Frequently Asked Questions

How long do bull and bear markets typically last in NEPSE?

NEPSE bull markets have historically lasted 2-4 years, while bear markets tend to be shorter but more intense, typically lasting 1-2 years. The 2021-2023 bear market lasted approximately 2 years, and the current bull phase has been running since late 2023.

What is a golden cross and why is it important?

A golden cross occurs when the 50-day EMA crosses above the 200-day EMA, signaling a potential shift from bearish to bullish trend. It is important because it represents a major shift in medium-term and long-term momentum, often preceding extended bull runs in NEPSE.

Can NEPSE be in a bull market while individual stocks are bearish?

Yes, even during broader bull markets, individual stocks or sectors can underperform or decline. This is why sector analysis and stock selection remain important even when the overall market trend is positive.

Is NEPSE currently in a bull or bear market?

As of March 2026, NEPSE at 2,929.85 is in a confirmed bull market that began in late 2023. The index has risen from approximately 1,615 lows through 2,120.62 in 2024 and 2,594.13 in 2025, maintaining higher highs and higher lows throughout.

What should beginners do during a bear market?

Beginners should reduce exposure, avoid panic selling quality holdings, build watchlists of fundamentally strong stocks for future purchase, continue learning about technical analysis, and consider systematic investment through regular small purchases to average down on quality stocks.

How does NRB monetary policy affect bull and bear cycles?
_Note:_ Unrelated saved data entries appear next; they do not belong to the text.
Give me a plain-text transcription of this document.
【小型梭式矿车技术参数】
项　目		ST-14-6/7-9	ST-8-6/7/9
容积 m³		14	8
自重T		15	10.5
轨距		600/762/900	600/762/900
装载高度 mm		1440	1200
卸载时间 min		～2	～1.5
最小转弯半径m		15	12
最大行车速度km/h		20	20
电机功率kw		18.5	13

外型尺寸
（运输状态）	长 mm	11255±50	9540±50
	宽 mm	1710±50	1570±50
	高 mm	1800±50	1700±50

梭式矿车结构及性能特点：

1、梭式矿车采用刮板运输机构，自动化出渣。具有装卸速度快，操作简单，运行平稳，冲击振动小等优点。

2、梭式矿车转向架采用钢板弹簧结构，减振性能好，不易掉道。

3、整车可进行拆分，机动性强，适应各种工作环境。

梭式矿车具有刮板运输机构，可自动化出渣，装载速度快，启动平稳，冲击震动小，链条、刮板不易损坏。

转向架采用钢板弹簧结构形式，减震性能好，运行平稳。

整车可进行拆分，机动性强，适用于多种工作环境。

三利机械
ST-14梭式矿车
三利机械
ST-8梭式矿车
NRB monetary policy is a major driver of NEPSE cycles. Lower repo rates (currently 4.25%) and accommodative policy support bull markets by making credit cheaper and increasing market liquidity. Tightening policy with higher rates often triggers or accelerates bear markets by reducing available capital for stock investment.

Key Points

  • Bull markets feature Higher Highs and Higher Lows while bear markets show Lower Highs and Lower Lows
  • NEPSE peaked near 3200 in 2021 then fell to 1615 in 2023 and recovered to 2929.85 by March 2026
  • Golden cross (50 EMA above 200 EMA) signals bull trend while death cross signals bear trend
  • Market volatility dropped from 347.99 to 90.80 confirming the current bull phase stability
  • Broad sector participation with Hotels up 9.4% and Finance up 8.7% confirms healthy bull market breadth
  • NRB repo rate at 4.25% and GDP growth at 3.99% provide supportive fundamentals for the current bull trend

Frequently Asked Questions

Conclusion

Beginners should reduce exposure, avoid panic selling quality holdings, build watchlists of fundamentally strong stocks for future purchase, continue learning about technical analysis, and consider systematic investment through regular small purchases to average down on quality stocks. NRB monetary policy is a major driver of NEPSE cycles. Lower repo rates (currently 4.25%) and accommodative policy support bull markets by making credit cheaper and increasing market liquidity. Tightening policy with higher rates often triggers or accelerates bear markets by reducing available capital for stock investment.